Constraining order in a Mixture model

I am trying to create a mixture model with hyper parameters. Eventually, mu for the two parts will be computed using different equations but for the moment they are the same, while I resolve my problem with label switching. My model is defined as:

with pm.Model() as model:
    coef = pm.Normal('coeff', 6, 3, shape=2)
    power = pm.HalfCauchy('exp1', 1, shape=2)
    std = pm.HalfCauchy('std', 2)
    
    # Prevent label switching with the ordered transform
    norm1 = pm.Normal.dist(
        mu=(coef[0] + power[0] * selected['ln_depth']), sigma=std
    )
    norm2 = pm.Normal.dist(
        mu=(coef[1] + power[1] * selected['ln_depth']), sigma=std
    )
    
    w = pm.Dirichlet('w', a=np.array([1, 1]))

    like = pm.Mixture('like', w=w, comp_dists = [norm1, norm2], observed=selected['ln_vel'])

with model:
    simple = pm.find_MAP()
    idata = pm.sample(start=simple, return_inferencedata=True)

However, this results in the chains jumping.

I looked into using pm.Potential and pm.transform.ordered, but I don’t see that they can resolve this issue. Any suggestions?

The problem comes down to non-identifiability, i.e. multiple sets of parameters yield the same outcome and the likelihood is indifferent across several modes. The two ways of fixing this that I know are:

  1. Choose smarter priors that constrain your model such that label switching goes away.
  2. Add additional structure to your model that makes non-identifiability go away.

Personally, I like the second option better. @AustinRochford recently wrote a blog post on how to do this that I really like, which you can find here. However, he looks at factor analysis so I’m not sure how this translates to your case. There is also some more advice on mixture models in this thread.

I don’t immediately see how pm.Potential or pm.transform.ordered would be of any use here.

1 Like

Thanks for the links. Regarding using pm.Potential or pm.transform.ordered, I was hoping to use them to force coef[0] to be less than coef[1].

You want to add transform=pm.transforms.ordered to the constructor for coef. See the examples in Chapter 11 of the PyMC3 port of Statistical Rethinking.

1 Like

Thanks, transform=pm.transforms.ordered in the constructor works, but for anyone else that uses this also values for testval are also needed when you provide this constraint.

One more related question, what about adding constraints on what is provided pm.Normal.dist()? This question really stems from not fully understanding what is provided by the dist() method.

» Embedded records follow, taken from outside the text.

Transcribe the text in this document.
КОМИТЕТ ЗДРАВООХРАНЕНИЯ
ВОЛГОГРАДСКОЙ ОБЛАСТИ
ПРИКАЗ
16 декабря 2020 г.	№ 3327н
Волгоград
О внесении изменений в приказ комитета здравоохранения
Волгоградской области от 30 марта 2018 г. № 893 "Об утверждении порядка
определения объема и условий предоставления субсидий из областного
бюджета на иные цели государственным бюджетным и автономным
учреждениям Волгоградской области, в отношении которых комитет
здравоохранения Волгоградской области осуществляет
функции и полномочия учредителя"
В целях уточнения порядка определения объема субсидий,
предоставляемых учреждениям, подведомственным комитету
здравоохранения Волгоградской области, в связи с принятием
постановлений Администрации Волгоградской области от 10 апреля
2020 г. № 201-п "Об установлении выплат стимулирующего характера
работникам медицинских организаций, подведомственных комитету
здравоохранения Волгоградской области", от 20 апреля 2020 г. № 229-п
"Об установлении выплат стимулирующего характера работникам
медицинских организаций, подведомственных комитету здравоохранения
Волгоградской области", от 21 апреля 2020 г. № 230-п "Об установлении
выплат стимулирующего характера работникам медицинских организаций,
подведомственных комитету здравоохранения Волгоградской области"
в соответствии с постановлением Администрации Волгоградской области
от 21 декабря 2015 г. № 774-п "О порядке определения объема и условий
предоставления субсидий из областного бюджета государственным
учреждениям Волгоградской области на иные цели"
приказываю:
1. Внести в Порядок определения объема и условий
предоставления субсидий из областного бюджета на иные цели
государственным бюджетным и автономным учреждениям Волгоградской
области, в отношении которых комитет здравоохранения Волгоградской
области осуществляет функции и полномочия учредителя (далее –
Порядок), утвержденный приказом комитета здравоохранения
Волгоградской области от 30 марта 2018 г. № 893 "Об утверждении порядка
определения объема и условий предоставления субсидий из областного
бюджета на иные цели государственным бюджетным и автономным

I wanted to do something like this:

# Here depth is the predictor variable
dist1 = pm.Normal(mu=(c1[0] + c2[0] * depth), sigma=std).dist()
dist2 = pm.Normal(mu=(c1[1] + c2[1] * depth), sigma=std).dist()
# Want dist2 to always been greater than dist1. This doesn't work
ordered = pm.Potential('ordered', tt.switch(dists1 - dists2 < 0, -np.inf, 0))

I am essentially try to perform both a classification and regression simultaneously.

1 Like

What is the error you’re getting? I can’t construct dist1 and dist2 that way (I am on 4.0). Can you also provide more context about exactly what you’re trying to achieve here? This, however, works for me.

When I try to repeat your example, it also throws an error, but I am on version 3.11.


I will look into trying this with pymc3 4.0.

This might be too specific, but hopefully it helps explain what I am attempting to do. I am looking at developing a model for velocity profiles dependent on material type. The velocity is typically modeled as: V = c_1 \cdot z ^ {c_2}, where z is depth. Unfortunately, the material classification is poor at this site so I am trying to break the data into two (or three) materials and each material should have a different c_1 and c_2. In the pycm3 model, I am using a marginalized mixture model with the mean that varies with depth and computed from c_1 and c_2. I would like to constrain the mean such that one model is always greater than another model.

In playing with the model construction, I noticed that the NUTS sampler doesn’t seem to work well with a pm.Potential(...). However, if I change to step=pm.Metropolis() then the sampling works. I didn’t see any documentation that would would have lead me to this change.

Thanks for your help.